40 CFR 61 Facilities—The estimates of this ICR renewal includes DOE facilities, elemental phosphorous plants, non-DOE federal facilities other than NRC licensees (such as Naval, Department of Defense, and other research and industrial facilities), phosphogypsum stacks, underground uranium mines and uranium mill tailings piles. Owners and operators of each facility must monitor and track emissions and calculate the highest effective dose equivalent. It is assumed that all facilities will perform emission testing so that EPA can ensure that the regulated facilities are in compliance with the standard, can identify violators, and prescribe corrective action to bring the facilities back into compliance. The DOE facilities and non-DOE federal facilities other than NRC licensees will be required to adopt the updated ANSI standard for sampling methods for any newly constructed or modified source requiring continuous sampling. Existing stacks not undergoing modification will not be required to upgrade to the new sampling standards; but will require more rigorous inspections to ensure that all sampling systems; both new and existing will function as intended. Activities consist of reading and understanding the regulatory provisions and compliance procedures, preparing a test plan, performing testing, performing data analysis, preparing a report, and storing and maintaining data.

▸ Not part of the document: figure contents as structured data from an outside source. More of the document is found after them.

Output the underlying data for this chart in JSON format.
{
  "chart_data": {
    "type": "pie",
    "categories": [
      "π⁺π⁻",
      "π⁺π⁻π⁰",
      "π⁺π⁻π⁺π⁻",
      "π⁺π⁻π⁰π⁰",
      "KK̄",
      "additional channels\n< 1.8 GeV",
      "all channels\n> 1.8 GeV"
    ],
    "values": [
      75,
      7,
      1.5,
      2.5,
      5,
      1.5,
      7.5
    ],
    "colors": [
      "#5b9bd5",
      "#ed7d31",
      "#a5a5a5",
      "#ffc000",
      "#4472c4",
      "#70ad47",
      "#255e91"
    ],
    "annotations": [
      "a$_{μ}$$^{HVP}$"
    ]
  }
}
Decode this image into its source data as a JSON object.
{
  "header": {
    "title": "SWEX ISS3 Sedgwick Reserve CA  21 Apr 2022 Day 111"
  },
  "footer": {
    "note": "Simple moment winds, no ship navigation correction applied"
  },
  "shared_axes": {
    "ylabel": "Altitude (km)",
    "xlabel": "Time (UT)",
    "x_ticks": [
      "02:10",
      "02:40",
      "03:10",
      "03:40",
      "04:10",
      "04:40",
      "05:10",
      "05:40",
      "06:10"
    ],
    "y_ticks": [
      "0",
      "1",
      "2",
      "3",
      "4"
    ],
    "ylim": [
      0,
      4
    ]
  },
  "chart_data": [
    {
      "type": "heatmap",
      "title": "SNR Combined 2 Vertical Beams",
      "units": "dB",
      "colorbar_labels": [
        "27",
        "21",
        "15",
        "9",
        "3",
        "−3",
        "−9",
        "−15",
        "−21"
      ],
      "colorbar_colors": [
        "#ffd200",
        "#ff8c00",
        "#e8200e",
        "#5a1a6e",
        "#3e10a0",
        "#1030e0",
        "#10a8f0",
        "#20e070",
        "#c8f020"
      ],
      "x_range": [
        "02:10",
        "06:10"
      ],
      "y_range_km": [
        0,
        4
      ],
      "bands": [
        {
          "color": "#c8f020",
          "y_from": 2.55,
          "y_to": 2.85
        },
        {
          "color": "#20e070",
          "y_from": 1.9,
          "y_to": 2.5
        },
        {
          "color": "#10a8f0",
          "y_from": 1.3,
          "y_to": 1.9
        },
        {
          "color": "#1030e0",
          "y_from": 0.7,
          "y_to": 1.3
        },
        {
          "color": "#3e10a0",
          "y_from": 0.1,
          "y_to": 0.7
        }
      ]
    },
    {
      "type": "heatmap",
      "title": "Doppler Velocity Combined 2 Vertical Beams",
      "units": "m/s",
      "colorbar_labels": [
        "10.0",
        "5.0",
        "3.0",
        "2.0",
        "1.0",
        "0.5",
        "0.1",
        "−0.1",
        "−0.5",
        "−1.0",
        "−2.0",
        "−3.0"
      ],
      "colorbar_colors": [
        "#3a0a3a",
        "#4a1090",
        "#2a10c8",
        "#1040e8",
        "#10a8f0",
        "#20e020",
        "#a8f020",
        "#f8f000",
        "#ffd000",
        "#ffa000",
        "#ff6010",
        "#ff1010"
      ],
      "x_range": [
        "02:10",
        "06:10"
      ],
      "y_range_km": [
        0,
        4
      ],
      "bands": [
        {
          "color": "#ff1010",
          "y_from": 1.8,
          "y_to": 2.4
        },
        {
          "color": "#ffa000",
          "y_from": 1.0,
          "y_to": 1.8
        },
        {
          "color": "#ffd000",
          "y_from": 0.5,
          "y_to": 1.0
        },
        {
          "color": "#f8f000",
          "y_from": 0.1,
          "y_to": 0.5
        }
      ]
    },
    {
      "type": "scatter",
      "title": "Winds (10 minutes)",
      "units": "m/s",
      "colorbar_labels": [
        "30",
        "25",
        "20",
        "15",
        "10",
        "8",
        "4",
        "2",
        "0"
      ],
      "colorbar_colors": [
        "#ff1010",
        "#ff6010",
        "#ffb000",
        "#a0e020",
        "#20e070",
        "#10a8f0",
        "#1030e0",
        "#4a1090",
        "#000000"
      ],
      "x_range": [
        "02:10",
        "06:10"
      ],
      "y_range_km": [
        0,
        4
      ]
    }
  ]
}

|Respondent||Number of Facilities|
|Department of Energy||40|
|Non-DOE not licensed by NRC||20|
|Underground Uranium Mines||7|
|Uranium Mill Tailings Piles (Subparts T and W)||13|
It is estimated that 122 facilities would be required to report emissions and/or effective dose equivalent annually and retain supporting records for five years. The total record keeping and reporting burden hours is 288 hours times 122 respondents = 35,136 hours. The estimated annualized capital/start up costs are: $45,000 and the annual operation and maintenance costs are $1,581,120.
Burden means the total time, effort, or financial resources expended by persons to generate, maintain, retain, or disclose or provide information to or for a Federal agency. This includes the time needed to review instructions; develop, acquire, install, and utilize technology and systems for the purposes of collecting, validating, and verifying information, processing and maintaining information, and disclosing and providing information.Start Signature
Dated: March 5, 2002.
Acting Director, Radiation Protection Division, Office of Radiation and Indoor Air.